Whether such US assistance has come into this strife-torn country is not evident. Probably, the Biden administration does not want another complication in the already contentious relations between the two countries to come into play, analysts have said.

With no positive contributions coming from the West to resistance fighters opposing the junta and only strong UN Security Council resolutions calling on the military leaders to halt violence and work towards reconciliation in addition to strong statements of support by US Secretary of State Anthony Blinken, Myanmar’s resistance fighters have been left destitute without foreign military assistance.

China’s policy of non-interference enables it to support absolute dictatorships while providing economic assistance without which these regimes would collapse.  The countries now under authoritarian dictatorships with the blessings of China on its southern border are: Cambodia, Myanmar, Vietnam and Laos. It’s a blot on China’s foreign policy considering its success in the Middle East — the Iran-Saudi rapport—a breakthrough in South America by forging links to Brazil and success in many African countries. The only exception is Thailand among its Southern neighbours which is pro-Western in foreign policy but dares not antagonise the emerging superpower on its northern border by assisting the rebels in neighbouring Myanmar.

Sri Lanka had strong Buddhist links with Myanmar — earlier known as Burma — the land of the Pagodas. Since Gen Ne Win seized power in 1962 and his regime was followed by successive military dictatorships to date, relations between the two countries had waned.

But under President Gotabaya Rajapaksa, a former Lt. Colonel in the Sri Lankan army, relations with the Myanmar Junta picked up and appears to be building up after him. A state-controlled newspaper in Sri Lanka on May 5 headlined a story where Prime Minister Dinesh Gunawardena felicitated leading Buddhist monks ‘who were honoured by the Republic of Myanmar’ at a ceremony held at Temple Trees on May 03. The ceremony was attended by ministers, parliamentarians, government officials and Myanmar’s Ambassador U Han, the report said.

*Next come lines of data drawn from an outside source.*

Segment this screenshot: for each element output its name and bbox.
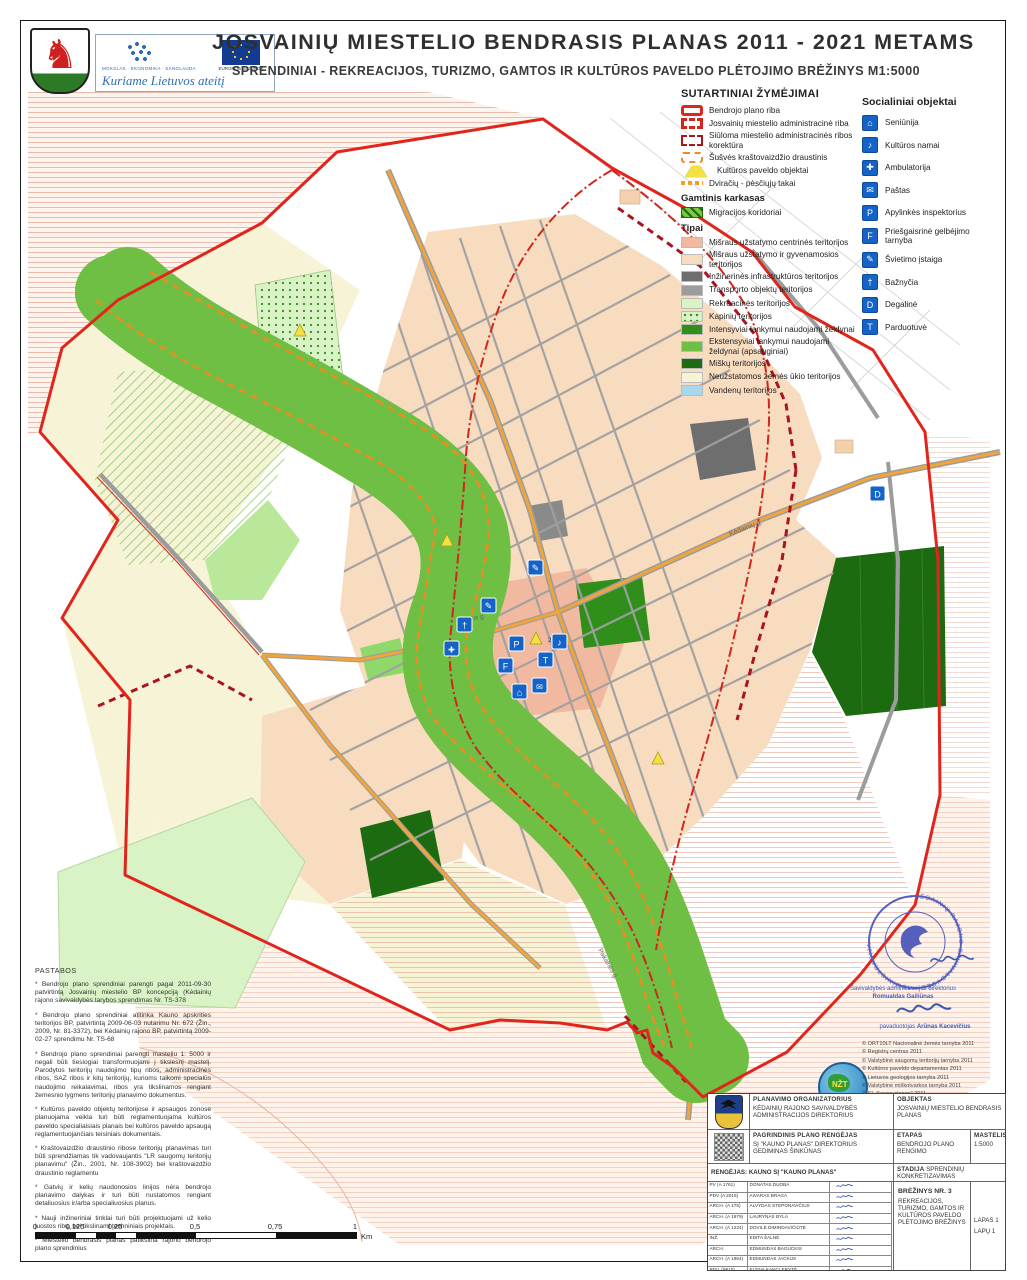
page-subtitle: SPRENDINIAI - REKREACIJOS, TURIZMO, GAMT…: [232, 64, 920, 78]
bike-path-swatch: [681, 181, 703, 185]
lithuania-map-logo-icon: [124, 39, 158, 65]
cemetery-swatch: [681, 311, 703, 322]
types-title: Tipai: [681, 223, 859, 234]
fire-service-icon: F: [862, 228, 878, 244]
type-swatch: [681, 341, 703, 352]
team-member-name: EDMUNDAS BAGUCKIS: [748, 1246, 830, 1257]
map-icon-school-1: ✎: [528, 560, 543, 575]
preparer-row: RENGĖJAS: KAUNO SĮ "KAUNO PLANAS": [708, 1164, 894, 1182]
signature-squiggle: [931, 955, 974, 961]
notes-title: PASTABOS: [35, 966, 211, 975]
team-table: PV (A 1761)DONATAS DUOBAPDV (A 2015)AIVA…: [708, 1182, 894, 1270]
kedainiai-crest-icon: [708, 1094, 750, 1130]
type-swatch: [681, 271, 703, 282]
team-member-code: PDV (A 2015): [708, 1193, 748, 1204]
page-title: JOSVAINIŲ MIESTELIO BENDRASIS PLANAS 201…: [212, 30, 975, 55]
sheet-count-cell: LAPAS 1 LAPŲ 1: [971, 1182, 1005, 1270]
team-member-name: DOVILĖ DIMINDAVIČIŪTĖ: [748, 1224, 830, 1235]
eldership-icon: ⌂: [862, 115, 878, 131]
team-member-signature: [830, 1256, 892, 1267]
note: * Bendrojo plano sprendiniai atitinka Ka…: [35, 1012, 211, 1045]
map-icon-shop: T: [538, 652, 553, 667]
social-item: DDegalinė: [862, 297, 984, 313]
stamp-eagle-icon: [901, 926, 928, 959]
scale-bar-segments: [35, 1232, 357, 1239]
legend-item: Siūloma miestelio administracinės ribos …: [681, 131, 859, 150]
scale-bar: 0 0,125 0,25 0,5 0,75 1 Km: [35, 1222, 395, 1239]
map-icon-fire-service: F: [498, 658, 513, 673]
social-item: TParduotuvė: [862, 319, 984, 335]
legend-item: Inžinerinės infrastruktūros teritorijos: [681, 271, 859, 282]
legend-item: Josvainių miestelio administracinė riba: [681, 118, 859, 129]
team-member-code: ARCH.: [708, 1246, 748, 1257]
social-item: ✎Švietimo įstaiga: [862, 252, 984, 268]
social-item: ♪Kultūros namai: [862, 137, 984, 153]
heritage-triangle-icon: [685, 166, 707, 177]
team-member-code: ARCH. (A 1979): [708, 1214, 748, 1225]
legend-item: Mišraus užstatymo centrinės teritorijos: [681, 237, 859, 248]
ambulatory-icon: ✚: [862, 160, 878, 176]
team-member-name: DONATAS DUOBA: [748, 1182, 830, 1193]
svg-text:T: T: [543, 656, 549, 666]
social-item: ✉Paštas: [862, 182, 984, 198]
admin-boundary-swatch: [681, 118, 703, 129]
scale-tick: 0,75: [268, 1222, 283, 1231]
map-icon-fuel-station: D: [870, 486, 885, 501]
scale-tick: 0,125: [66, 1222, 85, 1231]
scale-tick: 0,25: [108, 1222, 123, 1231]
title-block: PLANAVIMO ORGANIZATORIUS KĖDAINIŲ RAJONO…: [707, 1093, 1006, 1271]
legend-item: Rekreacinės teritorijos: [681, 298, 859, 309]
nature-frame-title: Gamtinis karkasas: [681, 193, 859, 204]
legend-item: Intensyviai lankymui naudojami želdynai: [681, 324, 859, 335]
migration-corridor-swatch: [681, 207, 703, 218]
social-item: PApylinkės inspektorius: [862, 205, 984, 221]
social-objects-panel: Socialiniai objektai ⌂Seniūnija ♪Kultūro…: [862, 96, 984, 342]
correction-swatch: [681, 135, 703, 146]
post-icon: ✉: [862, 182, 878, 198]
legend-title: SUTARTINIAI ŽYMĖJIMAI: [681, 88, 859, 100]
director-signature-label: Savivaldybės administracijos direktorius…: [848, 986, 958, 1002]
shop-icon: T: [862, 319, 878, 335]
knight-icon: ♞: [42, 35, 78, 75]
legend-item: Transporto objektų teritorijos: [681, 285, 859, 296]
reserve-swatch: [681, 152, 703, 163]
program-slogan: Kuriame Lietuvos ateitį: [102, 73, 225, 89]
team-member-name: EDMUNDAS JACKUS: [748, 1256, 830, 1267]
svg-text:⌂: ⌂: [517, 688, 522, 698]
fuel-station-icon: D: [862, 297, 878, 313]
team-member-name: EDITA ŠALNĖ: [748, 1235, 830, 1246]
note: * Kraštovaizdžio draustinio ribose terit…: [35, 1145, 211, 1178]
team-member-signature: [830, 1203, 892, 1214]
team-member-code: ARCH. (A 175): [708, 1203, 748, 1214]
stage-cell: ETAPAS BENDROJO PLANO RENGIMO: [894, 1130, 971, 1164]
note: * Gatvių ir kelių naudonosios linijos nė…: [35, 1184, 211, 1209]
legend-item: Kultūros paveldo objektai: [681, 166, 859, 177]
legend-item: Kapinių teritorijos: [681, 311, 859, 322]
note: * Bendrojo plano sprendiniai parengti ma…: [35, 1051, 211, 1100]
legend-item: Ekstensyviai lankymui naudojami želdynai…: [681, 337, 859, 356]
team-member-name: AIVARAS BRAGA: [748, 1193, 830, 1204]
svg-text:D: D: [874, 490, 881, 500]
team-member-signature: [830, 1246, 892, 1257]
svg-text:✎: ✎: [485, 601, 493, 611]
scale-cell: MASTELIS 1:5000: [971, 1130, 1005, 1164]
plan-sheet: 21311 Kėdainių g. Gojaus g. Pakalnės g. …: [0, 0, 1027, 1280]
approval-stamp-area: KĖDAINIŲ RAJONO SAVIVALDYBĖS • ADMINISTR…: [840, 882, 1005, 1042]
stamp-thumbnail: [708, 1130, 750, 1164]
svg-text:✉: ✉: [536, 683, 543, 692]
team-member-code: PDV. (9810): [708, 1267, 748, 1270]
legend-item: Dviračių - pėsčiųjų takai: [681, 179, 859, 188]
type-swatch: [681, 254, 703, 265]
map-icon-post: ✉: [532, 678, 547, 693]
legend-item: Migracijos koridoriai: [681, 207, 859, 218]
team-member-signature: [830, 1224, 892, 1235]
main-preparer-cell: PAGRINDINIS PLANO RENGĖJAS SĮ "KAUNO PLA…: [750, 1130, 894, 1164]
social-item: ✚Ambulatorija: [862, 160, 984, 176]
plan-boundary-swatch: [681, 105, 703, 116]
team-member-signature: [830, 1267, 892, 1270]
type-swatch: [681, 372, 703, 383]
team-member-signature: [830, 1235, 892, 1246]
map-icon-eldership: ⌂: [512, 684, 527, 699]
team-member-name: ALVYDAS STEPONAVIČIUS: [748, 1203, 830, 1214]
legend-panel: SUTARTINIAI ŽYMĖJIMAI Bendrojo plano rib…: [681, 88, 859, 398]
team-member-name: LAURYNAS BYLA: [748, 1214, 830, 1225]
map-icon-school-2: ✎: [481, 598, 496, 613]
team-member-name: ELENA KANCLERYTĖ: [748, 1267, 830, 1270]
legend-item: Neužstatomos žemės ūkio teritorijos: [681, 372, 859, 383]
team-member-signature: [830, 1193, 892, 1204]
program-line: MOKSLAS · EKONOMIKA · SANGLAUDA: [102, 66, 212, 71]
team-member-code: ARCH. (A 1964): [708, 1256, 748, 1267]
scale-unit: Km: [361, 1232, 372, 1241]
signature-squiggle: [897, 1004, 951, 1012]
type-swatch: [681, 324, 703, 335]
notes-panel: PASTABOS * Bendrojo plano sprendiniai pa…: [35, 966, 211, 1260]
legend-item: Bendrojo plano riba: [681, 105, 859, 116]
social-item: FPriešgaisrinė gelbėjimo tarnyba: [862, 227, 984, 245]
scale-tick: 1: [353, 1222, 357, 1231]
social-item: †Bažnyčia: [862, 274, 984, 290]
scale-tick: 0: [33, 1222, 37, 1231]
map-icon-culture-house: ♪: [552, 634, 567, 649]
map-icon-ambulatory: ✚: [444, 641, 459, 656]
map-icon-church: †: [457, 617, 472, 632]
social-item: ⌂Seniūnija: [862, 115, 984, 131]
drawing-cell: BRĖŽINYS NR. 3 REKREACIJOS, TURIZMO, GAM…: [894, 1182, 971, 1270]
svg-text:♪: ♪: [557, 638, 562, 648]
culture-house-icon: ♪: [862, 137, 878, 153]
svg-text:F: F: [503, 662, 509, 672]
organizer-cell: PLANAVIMO ORGANIZATORIUS KĖDAINIŲ RAJONO…: [750, 1094, 894, 1130]
note: * Kultūros paveldo objektų teritorijose …: [35, 1106, 211, 1139]
type-swatch: [681, 285, 703, 296]
police-icon: P: [862, 205, 878, 221]
legend-item: Šušvės kraštovaizdžio draustinis: [681, 152, 859, 163]
map-icon-inspector: P: [509, 636, 524, 651]
type-swatch: [681, 385, 703, 396]
svg-text:✚: ✚: [448, 646, 455, 655]
svg-text:†: †: [462, 621, 467, 631]
svg-text:P: P: [513, 640, 519, 650]
legend-item: Miškų teritorijos: [681, 358, 859, 369]
legend-item: Mišraus užstatymo ir gyvenamosios terito…: [681, 250, 859, 269]
legend-item: Vandenų teritorijos: [681, 385, 859, 396]
note: * Bendrojo plano sprendiniai parengti pa…: [35, 981, 211, 1006]
svg-text:✎: ✎: [532, 563, 540, 573]
team-member-signature: [830, 1182, 892, 1193]
object-cell: OBJEKTAS JOSVAINIŲ MIESTELIO BENDRASIS P…: [894, 1094, 1005, 1130]
team-member-code: ARCH. (A 1224): [708, 1224, 748, 1235]
scale-tick: 0,5: [190, 1222, 200, 1231]
type-swatch: [681, 358, 703, 369]
note: * Miestelio bendrasis planas patikslina …: [35, 1237, 211, 1253]
stage-detail-cell: STADIJA SPRENDINIŲ KONKRETIZAVIMAS: [894, 1164, 1005, 1182]
education-icon: ✎: [862, 252, 878, 268]
type-swatch: [681, 237, 703, 248]
team-member-code: PV (A 1761): [708, 1182, 748, 1193]
deputy-signature-label: pavaduotojas Arūnas Kacevičius: [870, 1024, 980, 1032]
team-member-signature: [830, 1214, 892, 1225]
type-swatch: [681, 298, 703, 309]
team-member-code: INŽ.: [708, 1235, 748, 1246]
church-icon: †: [862, 274, 878, 290]
social-objects-title: Socialiniai objektai: [862, 96, 984, 108]
josvainiai-coat-of-arms: ♞: [30, 28, 86, 94]
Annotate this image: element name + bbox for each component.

While strengthening relations between the Buddhist clergy of Myanmar and Lanka is welcome, should the Sri Lanka government patronise events sponsored by the military junta which is killing people of Myanmar (70 percent Buddhist), has been keeping the country under its military jackboot for over two years and throwing democratically elected leaders behind bars to last a lifetime? Sri Lanka has been a democracy for 78 years and its people voting with their feet threw out a government of a former military officer moving towards authoritarianism only last year. We still go under the description of a Democratic Republic.

Do the people of Lanka approve the conduct of the Myanmar military junta? Should our Foreign Policy be a projection of the sovereign will of the people?